Demikian pula, antara rasa gembira dan enkefalin, ternyata lebih dulu rasa gembira. Barulah kemudian memicu neurotransmiter enkefalin. Dan seterusnya.
Akan tetapi, saya sebenarnya tidak terlalu puas dengan kesimpulan itu, karena ternyata muncul kenyataan berikutnya : jika neurotransminter tertentu muncul, fungsi Jiwa itu pun bisa muncul, sebagai akibatnya.
Contohnya, jika kadar adrenalin atau epinefrin kita meningkat, maka kita bakal menjadi uring-uringan, tanpa jelas ujung pangkalnya. Begitu pula jika kadar GABA kita naik, tiba-tiba timbul rasa malas dalam pikiran kita. Dan, selanjutnya, kalau serotonin lagi turun, maka tiba-tiba kewaspadaan dan konsentrasi kita pun ikut turun.

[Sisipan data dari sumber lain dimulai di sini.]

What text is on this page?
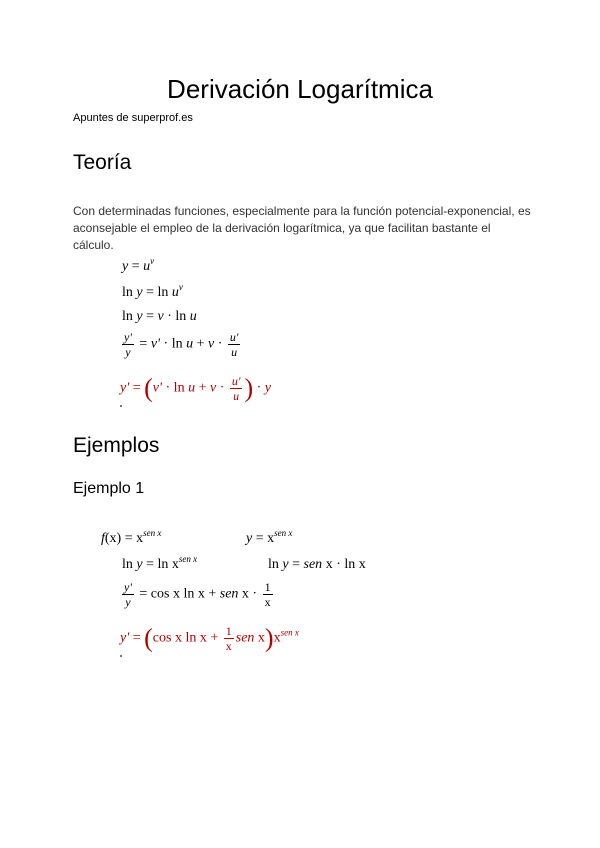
Derivación Logarítmica
Apuntes de superprof.es
Teoría

Con determinadas funciones, especialmente para la función potencial-exponencial, es aconsejable el empleo de la derivación logarítmica, ya que facilitan bastante el cálculo.

$y = u^v$
$\ln y = \ln u^v$
ln y = v · ln u
$\frac{y'}{y} = v' \cdot \ln u + v \cdot \frac{u'}{u}$
$y' = (v' \cdot \ln u + v \cdot \frac{u'}{u}$ ) · y
Ejemplos
Ejemplo 1
$f(x) = x^{sen x}$	$y = x^{sen x}$
$\ln y = \ln x^{sen x}$	ln y = sen x · ln x
$\frac{y'}{y} = \cos x$ ln x + sen $x \cdot \frac{1}{x}$
y' = (cos x $\ln x + \frac{1}{x}$ sen $x)x^{sen x}$
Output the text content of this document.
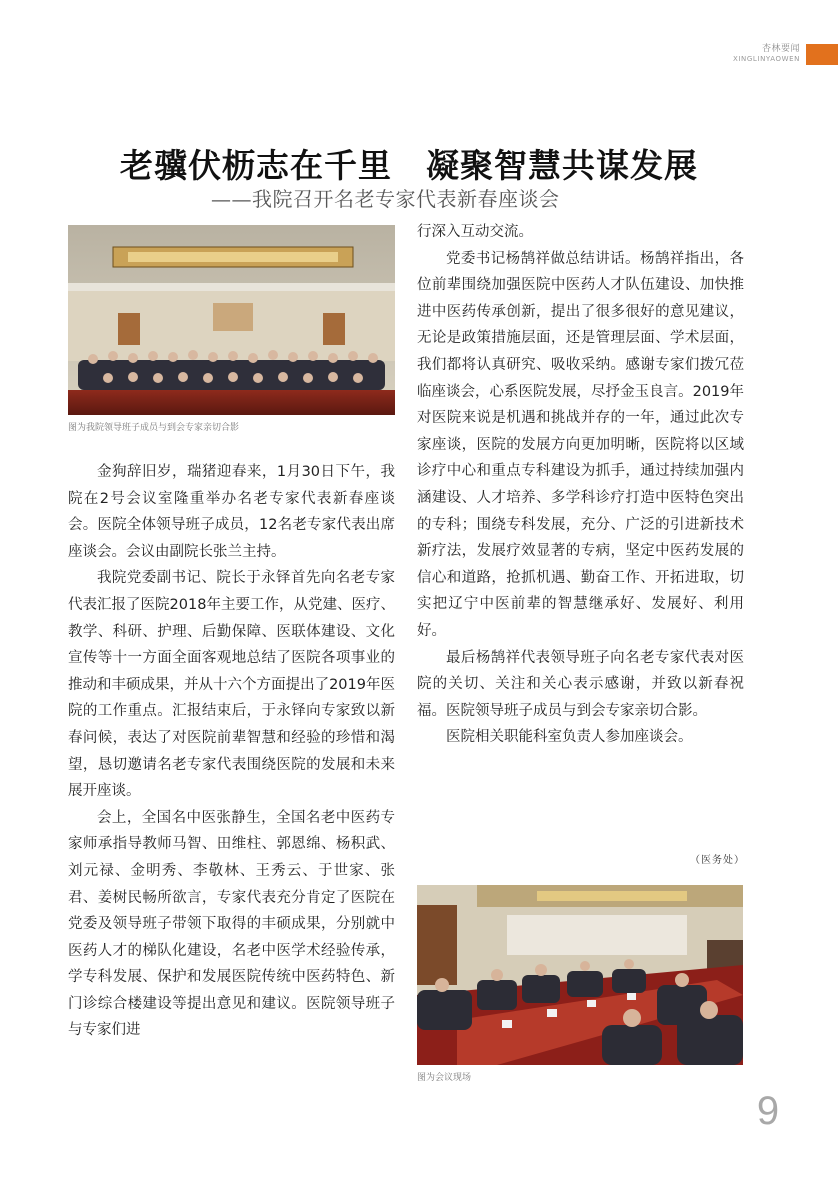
杏林要闻
XINGLINYAOWEN
老骥伏枥志在千里　凝聚智慧共谋发展
——我院召开名老专家代表新春座谈会
图为我院领导班子成员与到会专家亲切合影

金狗辞旧岁，瑞猪迎春来，1月30日下午，我院在2号会议室隆重举办名老专家代表新春座谈会。医院全体领导班子成员，12名老专家代表出席座谈会。会议由副院长张兰主持。

我院党委副书记、院长于永铎首先向名老专家代表汇报了医院2018年主要工作，从党建、医疗、教学、科研、护理、后勤保障、医联体建设、文化宣传等十一方面全面客观地总结了医院各项事业的推动和丰硕成果，并从十六个方面提出了2019年医院的工作重点。汇报结束后，于永铎向专家致以新春问候，表达了对医院前辈智慧和经验的珍惜和渴望，恳切邀请名老专家代表围绕医院的发展和未来展开座谈。

会上，全国名中医张静生，全国名老中医药专家师承指导教师马智、田维柱、郭恩绵、杨积武、刘元禄、金明秀、李敬林、王秀云、于世家、张君、姜树民畅所欲言，专家代表充分肯定了医院在党委及领导班子带领下取得的丰硕成果，分别就中医药人才的梯队化建设，名老中医学术经验传承，学专科发展、保护和发展医院传统中医药特色、新门诊综合楼建设等提出意见和建议。医院领导班子与专家们进

行深入互动交流。

党委书记杨鹄祥做总结讲话。杨鹄祥指出，各位前辈围绕加强医院中医药人才队伍建设、加快推进中医药传承创新，提出了很多很好的意见建议，无论是政策措施层面，还是管理层面、学术层面，我们都将认真研究、吸收采纳。感谢专家们拨冗莅临座谈会，心系医院发展，尽抒金玉良言。2019年对医院来说是机遇和挑战并存的一年，通过此次专家座谈，医院的发展方向更加明晰，医院将以区域诊疗中心和重点专科建设为抓手，通过持续加强内涵建设、人才培养、多学科诊疗打造中医特色突出的专科；围绕专科发展，充分、广泛的引进新技术新疗法，发展疗效显著的专病，坚定中医药发展的信心和道路，抢抓机遇、勤奋工作、开拓进取，切实把辽宁中医前辈的智慧继承好、发展好、利用好。

最后杨鹄祥代表领导班子向名老专家代表对医院的关切、关注和关心表示感谢，并致以新春祝福。医院领导班子成员与到会专家亲切合影。

医院相关职能科室负责人参加座谈会。

（医务处）
图为会议现场
9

Kalau begitu, mana yang lebih duluan 'perasaan' ataukah neurotransmiter? Ini jadi kayak kasus ‘ayam dan telur’, duluan mana?'.
Tapi, karena ada kasus yang menunjukkan bahwa 'perasaan' bisa memicu munculnya neuro transmiter tertentu, maka saya memilih bersikap bahwa antara perasaan dan neurotransmiter, mesti lebih substansial ‘perasaan’. Meskipun neurotransmiter itu bisa memicu munculnya ‘perasaan’.
Jika demikian, timbullah pertanyaan berikutnya: 'Bagaimanakah proses munculnya perasaan di benak kita? Bentuknya seperti apa? Posisinya dimana?'
Dan, bagaimana pula proses berubahnya ‘perasaan’ yang begitu abstrak menjadi zat kimiawi dengan efek organiknya yang begitu nyata?' Hal ini akan kita bahas dalam bagian-bagian berikutnya, secara lebih komprehensif.
Pada tahap ini, saya hanya ingin mengajak Anda untuk menegaskan pemahaman, bahwa otak kita memiliki sifat nyata (lahiriah) alias 'struktural' dan sifat abstrak (batiniah) alias 'fungsional'.